Dr Eric Goodger has been a Cranfield University lecturer for many years following his career as a Cranfield academic. What better way to celebrate his 100th birthday this week than with a lecture on his favourite topic, fuels and combustion.
With COVID-19 preventing him from appearing in person, Eric will deliver his first live lecture using TEAMS on 9 July 2020 - he may well be the oldest person to conduct a lecture using the technology. The invited online audience of Cranfield Propulsion Engineering Centre MScs, PhD students, colleagues and business guests will have plenty of questions for someone whose career has spanned around 80 years.
After completing his degree in Aeronautical Engineering, Eric served in the Royal Air Force in Europe. During World War II, as an Engineer Officer, he was involved with the repairing and salvaging of Spitfire aircraft throughout the UK and during the Overlord invasion of Europe, working from the Normandy beaches to well inside Germany. He considers that he cut his technological teeth on the Spitfire’s Merlin engine.
He undertook fuel research with British Petroleum at Sunbury in the UK, then spent some years as Foundation Professor of Mechanical Engineering at the University of Newcastle, NSW in Australia, and as Visiting Professor of Mechanical Engineering at Imperial College, London.
For most of his career, he has been based at Cranfield University teaching and researching into conventional fuels, rocket reactants, spraying, spontaneous ignition, combustion and, latterly, alternative fuels.
In 2019 Eric was presented with a Lifetime Contribution Award by the Energy Institute, a not-for-profit chartered professional membership body, bringing together expertise to tackle urgent global challenges. The award recognised his contribution to the sector in support of the Institutes objectives. Dr Bernie Bulkin, the Vice President of the Energy Institute attended the University to present the award of a crystal carafe.
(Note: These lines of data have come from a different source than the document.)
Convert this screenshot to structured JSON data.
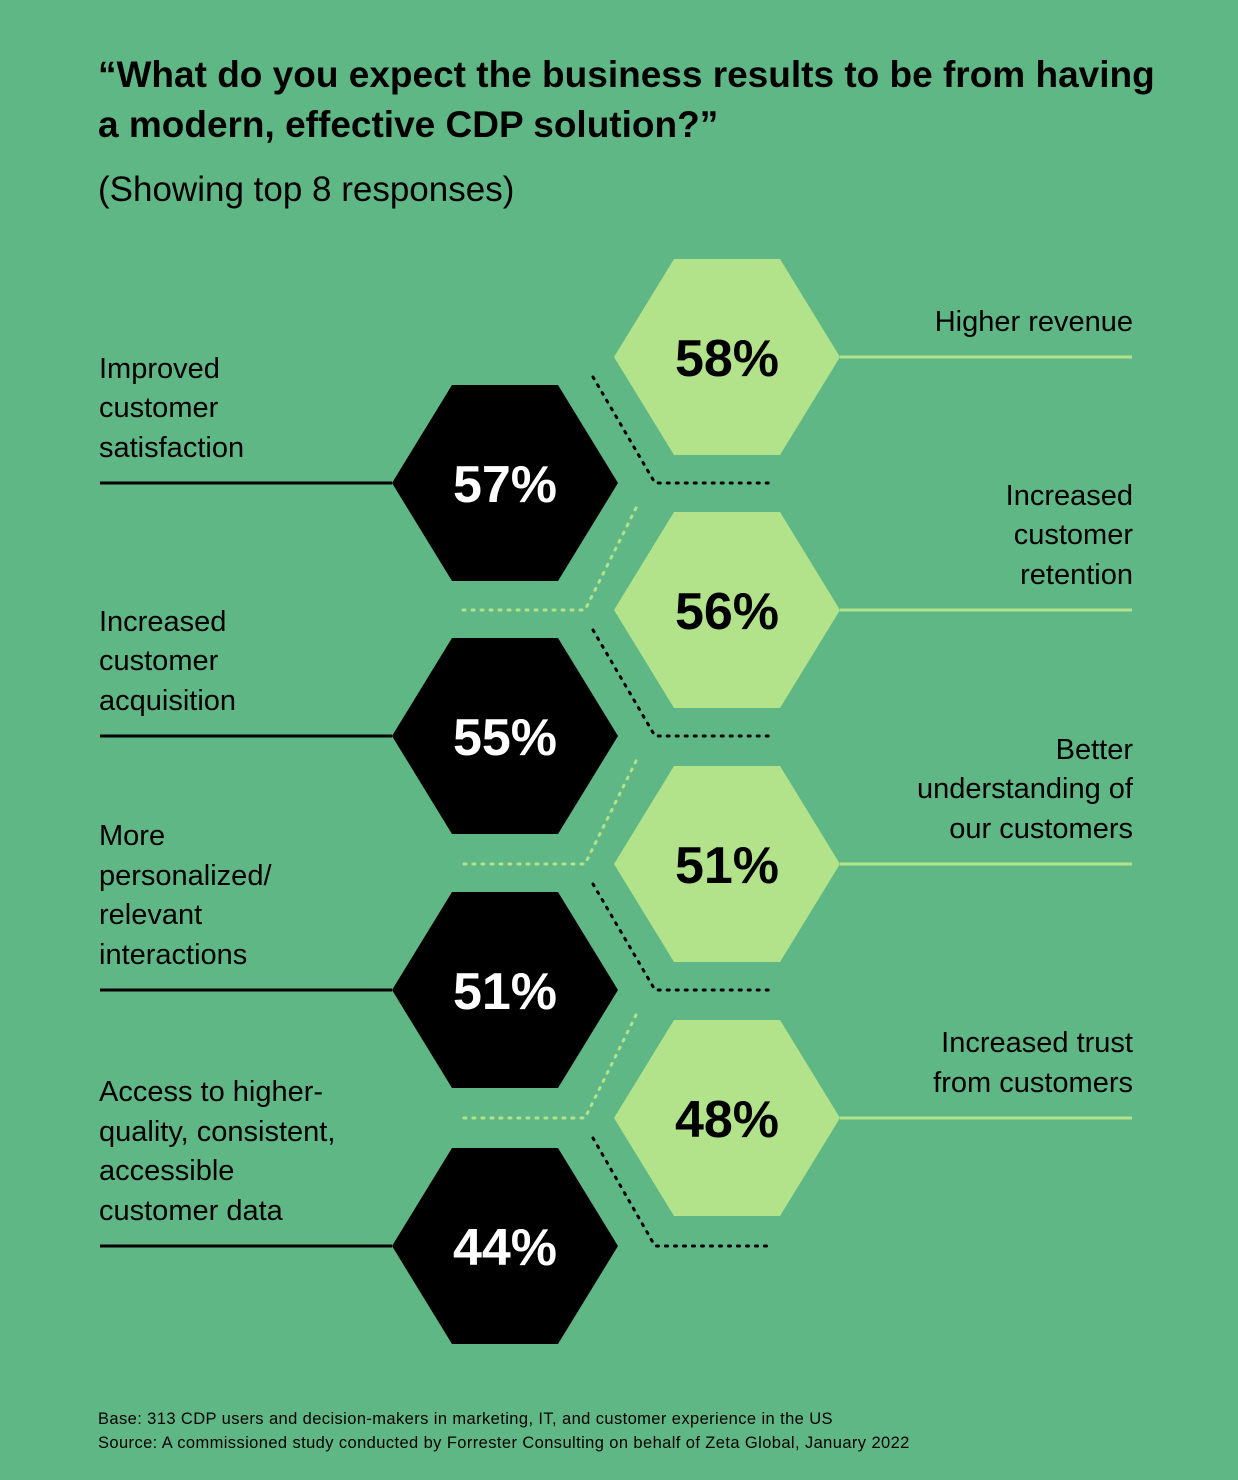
{
  "title": "“What do you expect the business results to be from having a modern, effective CDP solution?”",
  "subtitle": "(Showing top 8 responses)",
  "colors": {
    "background": "#5fb785",
    "light_hex": "#b2e38a",
    "dark_hex": "#000000",
    "light_line": "#b2e38a",
    "dark_line": "#000000"
  },
  "chart_data": {
    "type": "bar",
    "unit": "%",
    "categories": [
      "Higher revenue",
      "Improved customer satisfaction",
      "Increased customer retention",
      "Increased customer acquisition",
      "Better understanding of our customers",
      "More personalized/ relevant interactions",
      "Increased trust from customers",
      "Access to higher-quality, consistent, accessible customer data"
    ],
    "values": [
      58,
      57,
      56,
      55,
      51,
      51,
      48,
      44
    ],
    "labels": [
      "58%",
      "57%",
      "56%",
      "55%",
      "51%",
      "51%",
      "48%",
      "44%"
    ]
  },
  "items": [
    {
      "label_lines": [
        "Higher revenue"
      ],
      "value": "58%"
    },
    {
      "label_lines": [
        "Improved",
        "customer",
        "satisfaction"
      ],
      "value": "57%"
    },
    {
      "label_lines": [
        "Increased",
        "customer",
        "retention"
      ],
      "value": "56%"
    },
    {
      "label_lines": [
        "Increased",
        "customer",
        "acquisition"
      ],
      "value": "55%"
    },
    {
      "label_lines": [
        "Better",
        "understanding of",
        "our customers"
      ],
      "value": "51%"
    },
    {
      "label_lines": [
        "More",
        "personalized/",
        "relevant",
        "interactions"
      ],
      "value": "51%"
    },
    {
      "label_lines": [
        "Increased trust",
        "from customers"
      ],
      "value": "48%"
    },
    {
      "label_lines": [
        "Access to higher-",
        "quality, consistent,",
        "accessible",
        "customer data"
      ],
      "value": "44%"
    }
  ],
  "footnotes": {
    "base": "Base: 313 CDP users and decision-makers in marketing, IT, and customer experience in the US",
    "source": "Source: A commissioned study conducted by Forrester Consulting on behalf of Zeta Global, January 2022"
  }
}
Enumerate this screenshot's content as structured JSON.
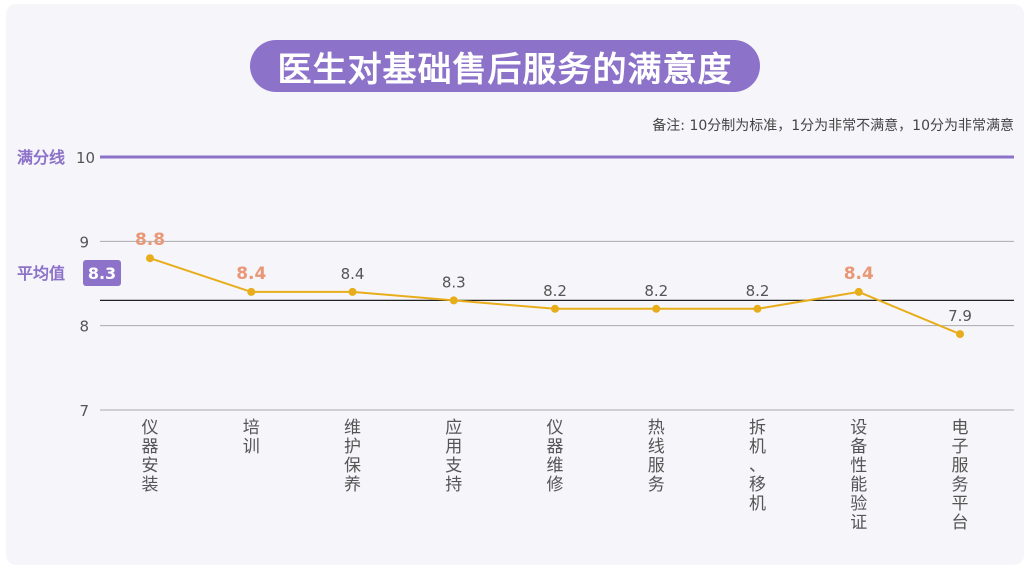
{
  "title": "医生对基础售后服务的满意度",
  "note": "备注: 10分制为标准，1分为非常不满意，10分为非常满意",
  "colors": {
    "accent": "#8c72c9",
    "line": "#e8ad1a",
    "highlight": "#e89876",
    "label": "#555555",
    "grid": "#aaaaaa",
    "average_line": "#222222"
  },
  "chart_data": {
    "type": "line",
    "categories": [
      "仪器安装",
      "培训",
      "维护保养",
      "应用支持",
      "仪器维修",
      "热线服务",
      "拆机、移机",
      "设备性能验证",
      "电子服务平台"
    ],
    "values": [
      8.8,
      8.4,
      8.4,
      8.3,
      8.2,
      8.2,
      8.2,
      8.4,
      7.9
    ],
    "value_labels": [
      "8.8",
      "8.4",
      "8.4",
      "8.3",
      "8.2",
      "8.2",
      "8.2",
      "8.4",
      "7.9"
    ],
    "highlighted": [
      true,
      true,
      false,
      false,
      false,
      false,
      false,
      true,
      false
    ],
    "y_ticks": [
      7,
      8,
      9
    ],
    "ylim": [
      7,
      10
    ],
    "full_line": {
      "label": "满分线",
      "value": 10,
      "value_label": "10"
    },
    "average_line": {
      "label": "平均值",
      "value": 8.3,
      "value_label": "8.3"
    },
    "grid": true
  }
}
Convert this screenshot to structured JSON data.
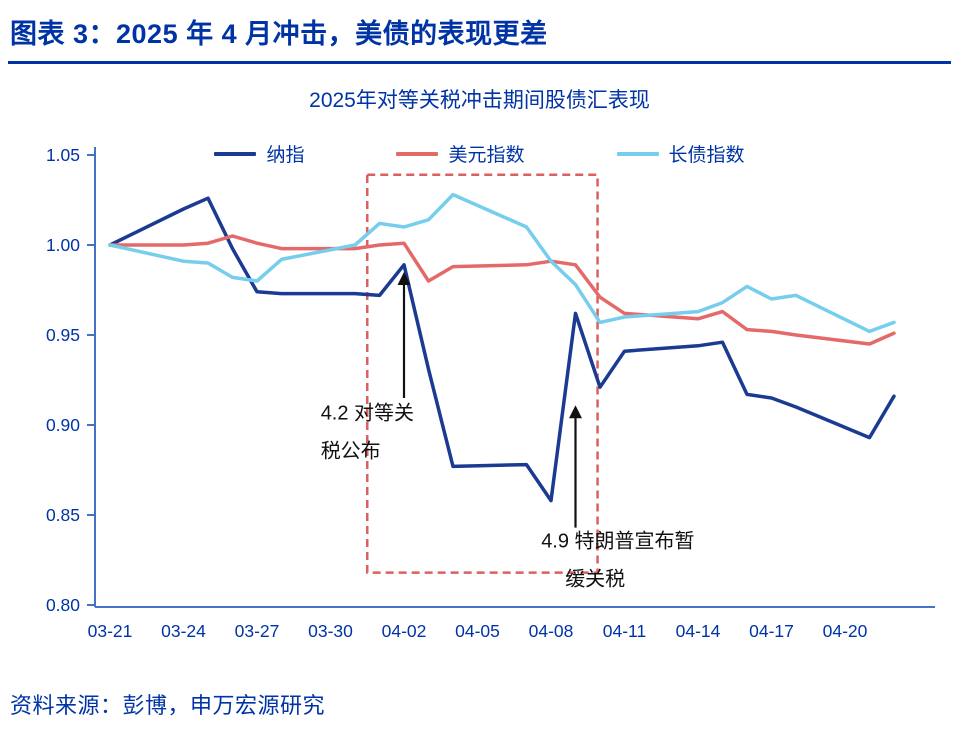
{
  "header": {
    "title": "图表 3：2025 年 4 月冲击，美债的表现更差"
  },
  "footer": {
    "source": "资料来源：彭博，申万宏源研究"
  },
  "theme": {
    "accent_blue": "#0033A6",
    "axis_blue": "#4472C4",
    "annotation_black": "#111111"
  },
  "chart_data": {
    "type": "line",
    "title": "2025年对等关税冲击期间股债汇表现",
    "ylim": [
      0.8,
      1.05
    ],
    "y_ticks": [
      1.05,
      1.0,
      0.95,
      0.9,
      0.85,
      0.8
    ],
    "x_tick_labels": [
      "03-21",
      "03-24",
      "03-27",
      "03-30",
      "04-02",
      "04-05",
      "04-08",
      "04-11",
      "04-14",
      "04-17",
      "04-20"
    ],
    "dates": [
      "03-21",
      "03-24",
      "03-25",
      "03-26",
      "03-27",
      "03-28",
      "03-31",
      "04-01",
      "04-02",
      "04-03",
      "04-04",
      "04-07",
      "04-08",
      "04-09",
      "04-10",
      "04-11",
      "04-14",
      "04-15",
      "04-16",
      "04-17",
      "04-18",
      "04-21",
      "04-22"
    ],
    "days": [
      0,
      3,
      4,
      5,
      6,
      7,
      10,
      11,
      12,
      13,
      14,
      17,
      18,
      19,
      20,
      21,
      24,
      25,
      26,
      27,
      28,
      31,
      32
    ],
    "series": [
      {
        "id": "nasdaq",
        "name": "纳指",
        "color": "#1B3A91",
        "values": [
          1.0,
          1.02,
          1.026,
          0.998,
          0.974,
          0.973,
          0.973,
          0.972,
          0.989,
          0.931,
          0.877,
          0.878,
          0.858,
          0.962,
          0.921,
          0.941,
          0.944,
          0.946,
          0.917,
          0.915,
          0.91,
          0.893,
          0.916
        ]
      },
      {
        "id": "usd-index",
        "name": "美元指数",
        "color": "#E46A6A",
        "values": [
          1.0,
          1.0,
          1.001,
          1.005,
          1.001,
          0.998,
          0.998,
          1.0,
          1.001,
          0.98,
          0.988,
          0.989,
          0.991,
          0.989,
          0.971,
          0.962,
          0.959,
          0.963,
          0.953,
          0.952,
          0.95,
          0.945,
          0.951
        ]
      },
      {
        "id": "long-bond-index",
        "name": "长债指数",
        "color": "#76CEEC",
        "values": [
          1.0,
          0.991,
          0.99,
          0.982,
          0.98,
          0.992,
          1.0,
          1.012,
          1.01,
          1.014,
          1.028,
          1.01,
          0.991,
          0.978,
          0.957,
          0.96,
          0.963,
          0.968,
          0.977,
          0.97,
          0.972,
          0.952,
          0.957
        ]
      }
    ],
    "highlight_box": {
      "day_from": 10.5,
      "day_to": 19.9,
      "y_from": 0.818,
      "y_to": 1.039,
      "color": "#DD5F5F"
    },
    "annotations": [
      {
        "id": "annotation-tariff-announced",
        "lines": [
          "4.2 对等关",
          "税公布"
        ],
        "line_dx": [
          0,
          0
        ],
        "text_day": 8.6,
        "text_y": 0.903,
        "arrow_day": 12.0,
        "arrow_y_from": 0.915,
        "arrow_y_to": 0.985
      },
      {
        "id": "annotation-trump-pause",
        "lines": [
          "4.9 特朗普宣布暂",
          "缓关税"
        ],
        "line_dx": [
          0,
          24
        ],
        "text_day": 17.6,
        "text_y": 0.832,
        "arrow_day": 19.0,
        "arrow_y_from": 0.843,
        "arrow_y_to": 0.911
      }
    ],
    "legend_position": "top"
  }
}
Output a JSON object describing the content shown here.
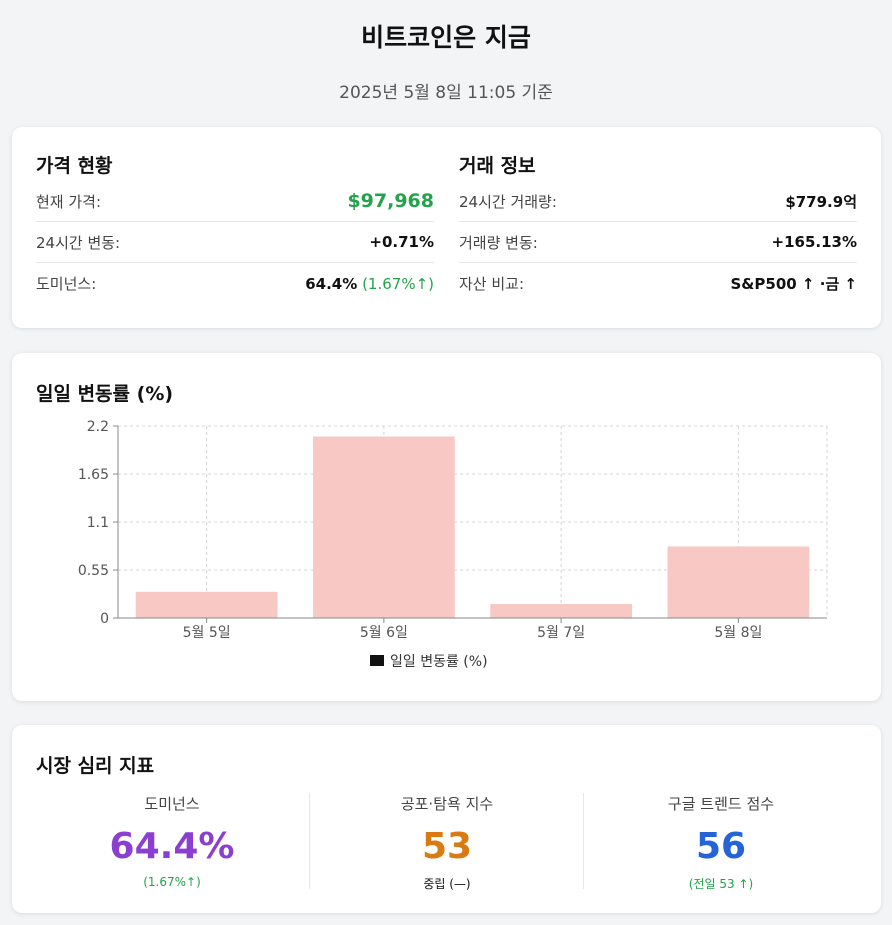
{
  "header": {
    "title": "비트코인은 지금",
    "subtitle": "2025년 5월 8일 11:05 기준"
  },
  "price_status": {
    "title": "가격 현황",
    "rows": [
      {
        "label": "현재 가격:",
        "value": "$97,968"
      },
      {
        "label": "24시간 변동:",
        "value": "+0.71%"
      },
      {
        "label": "도미넌스:",
        "value": "64.4%",
        "extra": "(1.67%↑)"
      }
    ]
  },
  "trade_info": {
    "title": "거래 정보",
    "rows": [
      {
        "label": "24시간 거래량:",
        "value": "$779.9억"
      },
      {
        "label": "거래량 변동:",
        "value": "+165.13%"
      },
      {
        "label": "자산 비교:",
        "value": "S&P500 ↑ ·금 ↑"
      }
    ]
  },
  "chart_section": {
    "title": "일일 변동률 (%)"
  },
  "chart_data": {
    "type": "bar",
    "categories": [
      "5월 5일",
      "5월 6일",
      "5월 7일",
      "5월 8일"
    ],
    "series": [
      {
        "name": "일일 변동률 (%)",
        "values": [
          0.3,
          2.08,
          0.16,
          0.82
        ]
      }
    ],
    "yticks": [
      "0",
      "0.55",
      "1.1",
      "1.65",
      "2.2"
    ],
    "ylim": [
      0,
      2.2
    ],
    "grid": true,
    "legend": "bottom",
    "bar_color": "#f8c9c4",
    "legend_swatch_color": "#111111"
  },
  "sentiment": {
    "title": "시장 심리 지표",
    "metrics": [
      {
        "label": "도미넌스",
        "value": "64.4%",
        "sub": "(1.67%↑)",
        "color": "#8b3fd1",
        "sub_color": "#22a34b"
      },
      {
        "label": "공포·탐욕 지수",
        "value": "53",
        "sub": "중립 (—)",
        "color": "#d97a12",
        "sub_color": "#111111"
      },
      {
        "label": "구글 트렌드 점수",
        "value": "56",
        "sub": "(전일 53 ↑)",
        "color": "#2563d9",
        "sub_color": "#22a34b"
      }
    ]
  }
}
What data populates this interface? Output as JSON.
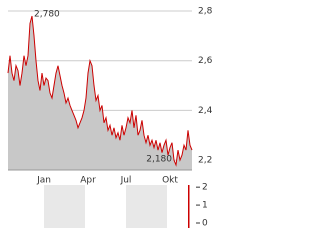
{
  "chart_data": [
    {
      "type": "area",
      "color": "#cc0000",
      "fill": "#c8c8c8",
      "grid": true,
      "categories": [
        null,
        null,
        null,
        null,
        null,
        null,
        null,
        null,
        null,
        null,
        null,
        null,
        null,
        null,
        null,
        null,
        null,
        null,
        "Jan",
        null,
        null,
        null,
        null,
        null,
        null,
        null,
        null,
        null,
        null,
        null,
        null,
        null,
        null,
        null,
        null,
        null,
        null,
        null,
        null,
        null,
        "Apr",
        null,
        null,
        null,
        null,
        null,
        null,
        null,
        null,
        null,
        null,
        null,
        null,
        null,
        null,
        null,
        null,
        null,
        null,
        "Jul",
        null,
        null,
        null,
        null,
        null,
        null,
        null,
        null,
        null,
        null,
        null,
        null,
        null,
        null,
        null,
        null,
        null,
        null,
        null,
        null,
        null,
        "Okt",
        null,
        null,
        null,
        null,
        null,
        null,
        null,
        null,
        null,
        null,
        null
      ],
      "values": [
        2.55,
        2.62,
        2.55,
        2.52,
        2.58,
        2.56,
        2.5,
        2.55,
        2.62,
        2.58,
        2.62,
        2.75,
        2.78,
        2.7,
        2.6,
        2.52,
        2.48,
        2.55,
        2.5,
        2.53,
        2.52,
        2.47,
        2.45,
        2.5,
        2.55,
        2.58,
        2.54,
        2.5,
        2.47,
        2.43,
        2.45,
        2.42,
        2.4,
        2.38,
        2.36,
        2.33,
        2.35,
        2.37,
        2.4,
        2.45,
        2.55,
        2.6,
        2.58,
        2.5,
        2.44,
        2.46,
        2.4,
        2.42,
        2.35,
        2.37,
        2.32,
        2.34,
        2.3,
        2.33,
        2.29,
        2.31,
        2.28,
        2.34,
        2.3,
        2.33,
        2.37,
        2.35,
        2.4,
        2.33,
        2.38,
        2.3,
        2.32,
        2.36,
        2.3,
        2.27,
        2.3,
        2.26,
        2.28,
        2.25,
        2.28,
        2.24,
        2.27,
        2.23,
        2.26,
        2.28,
        2.22,
        2.25,
        2.27,
        2.2,
        2.18,
        2.24,
        2.2,
        2.22,
        2.26,
        2.24,
        2.32,
        2.26,
        2.24
      ],
      "max_label": "2,780",
      "min_label": "2,180",
      "ylim": [
        2.16,
        2.8
      ],
      "yticks": [
        {
          "value": 2.2,
          "label": "2,2"
        },
        {
          "value": 2.4,
          "label": "2,4"
        },
        {
          "value": 2.6,
          "label": "2,6"
        },
        {
          "value": 2.8,
          "label": "2,8"
        }
      ]
    },
    {
      "type": "bar",
      "color": "#cc0000",
      "values": [
        2.4
      ],
      "ylim": [
        0,
        2.4
      ],
      "yticks": [
        0,
        1,
        2
      ]
    }
  ]
}
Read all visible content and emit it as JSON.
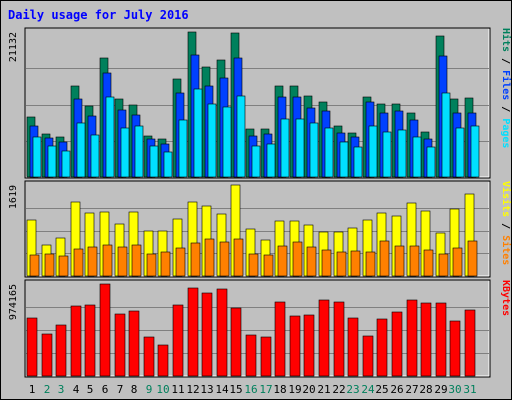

Professor Helen Atkinson, Pro-Vice-Chancellor at Cranfield University, said: “Eric’s deep and broad knowledge and enthusiasm for fuels is his passion. He is helping to inspire the next generation of scientists and engineers. We wish him continued good health and hope to see him at Cranfield again soon.”
Dr Goodger said: “I am so grateful to Cranfield for enabling me to contribute to research and the teaching of my favourite subject for so many years.
“Like me, petroleum fuels are entering their home straight, and although they could last for another 50 years or so, they are already handing over the reins to hydrogen, with consequent improvements in the quality of the atmosphere.” He added: “As I always say, there is no fuel like an old fuel!”He remains a supporter of current research at Cranfield such as the ENABLEH2 project which includes research and innovation of technologies that have the potential to significantly reduce the impact of civil aviation on the environment.
The Cranfield faculty and students will hold a virtual birthday celebration of his mile-stone birthday with Dr Goodger following the lecture on Thursday. He is also planning to deliver another lecture the following day.
Notes for editors
During his career Dr Goodger has published about 100 papers and 20 textbooks on thermodynamics, combustion, space propulsion and fuel technology. He continues to extend his interests in fuel technology, and prepares technical abstracts for the online Update Service on Transport Fuels operated by the Energy Institute, London.